伊達政宗の曾祖父である伊達植宗の従四位下・左京大夫職の任官及び陸奥国守護補任には富松氏久が、また、植宗の子晴宗の左京大夫補任やその子輝宗の韓字拝領などの際には富松与一が、さらに天正十六年には豊臣秀吉の奉行衆の一人で富田一白の書状を伊達政宗のもとに伝えて上洛催足の役を務め、翌十七年から十八年には伊達氏による会津葦名侵略に対する秀吉の意向や上方の政情を政宗に伝えたのも坂東屋道有・・・というように、坂東屋富松の事業継承者による仲介がありました。
尚、伊達植宗は、坂東屋富松を駆使して官位取得、さらに奥州探題職就任を目指して、巨大山城・桑折西山城を築城して最新の防御設備をすでに備え、信長より先んじて家臣の城下集住も行い、伊達の領土拡大と武家のみならず民衆にも適用される法令を整備した新たな国づくりを行っています。また、昨今の城ブームの中で“信長より三十年早く城下町を造った武将”として注目を集めています。
「祐玄熊野先達代官職預請文」(青山文書・永享二年)「奥州田村庄熊野先達之御代管領状之事」を見ますと荘園制度の中の熊野新宮領(荘園)で、後の三春藩領の母体となる田村庄の熊野先達との其れなりの関わりが記されています。
室町中期の永享二年(1430)、田村庄熊野先達の代管職を入質して流した田村大蔵祐玄がこの代官職を「坂東屋のつし」から預けられたことに提出した証文が記載されており、今後は先達として参詣の度に一人500文ずつの上分を坂東屋に納めることが記されています。

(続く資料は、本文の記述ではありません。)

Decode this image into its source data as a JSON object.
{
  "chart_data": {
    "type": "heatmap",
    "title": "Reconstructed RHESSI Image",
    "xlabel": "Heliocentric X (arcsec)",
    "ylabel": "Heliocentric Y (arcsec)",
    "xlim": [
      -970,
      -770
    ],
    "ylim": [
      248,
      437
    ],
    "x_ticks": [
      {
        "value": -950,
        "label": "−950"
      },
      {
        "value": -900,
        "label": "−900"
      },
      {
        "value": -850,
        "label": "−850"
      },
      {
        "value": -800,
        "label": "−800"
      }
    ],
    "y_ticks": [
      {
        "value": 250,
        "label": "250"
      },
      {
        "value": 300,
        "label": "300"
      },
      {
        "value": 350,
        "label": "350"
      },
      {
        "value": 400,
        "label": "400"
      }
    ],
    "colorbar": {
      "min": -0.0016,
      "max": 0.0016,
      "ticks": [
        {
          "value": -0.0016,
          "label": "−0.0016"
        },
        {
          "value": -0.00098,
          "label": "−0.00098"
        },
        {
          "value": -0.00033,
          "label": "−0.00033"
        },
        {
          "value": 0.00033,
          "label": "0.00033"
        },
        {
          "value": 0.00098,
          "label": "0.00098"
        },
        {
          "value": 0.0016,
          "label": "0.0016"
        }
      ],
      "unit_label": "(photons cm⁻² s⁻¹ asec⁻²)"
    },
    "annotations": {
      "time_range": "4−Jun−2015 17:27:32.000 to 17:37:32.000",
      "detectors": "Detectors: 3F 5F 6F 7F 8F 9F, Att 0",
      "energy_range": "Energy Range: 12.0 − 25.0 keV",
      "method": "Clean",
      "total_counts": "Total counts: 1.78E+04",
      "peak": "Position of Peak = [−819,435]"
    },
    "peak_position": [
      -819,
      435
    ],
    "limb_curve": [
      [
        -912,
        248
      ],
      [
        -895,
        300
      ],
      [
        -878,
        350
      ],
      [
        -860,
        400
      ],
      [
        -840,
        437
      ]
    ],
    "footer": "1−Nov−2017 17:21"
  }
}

また、康正二年(1456)「乗々院役者連署奉書」(青山文書・嘉吉元年)には、田村庄司遠末一家(三春田村氏系統?)先達職を湯上坊(磐城守山大元帥明王山内)から買い取った坂東屋道公が田村兵部公へ譲与してその任を安堵したもの。さらに大永五年(1525)の売券では「田村三分一御道者」の先達職を小祭刑卿覚清が蒲倉蓮光坊(蒲倉大祥院?)へ売却の際の請人に坂東屋富松がなっていると記されています。
板東屋富松は、伊達家だけでなく、田村庄田村氏、白川荘白川氏など他の奥州領主の下でも自身の商売として働いているようで、坂東屋富松の南奥州に於ける活躍は現代の総合商社的な役割を担っており、東北北関東の諸大名家への営業活動も、当時の政治経済の中心である京都との文化経済の流通を担って室町幕府とくに政所と深い交渉をもったものとみられています。
これらの活躍は室町時代の中期には始まっており、室町幕府減亡後、豊臣政権とも関係を保ったことから、徳川幕府成立前後まで約百五十年は続いたと思われます。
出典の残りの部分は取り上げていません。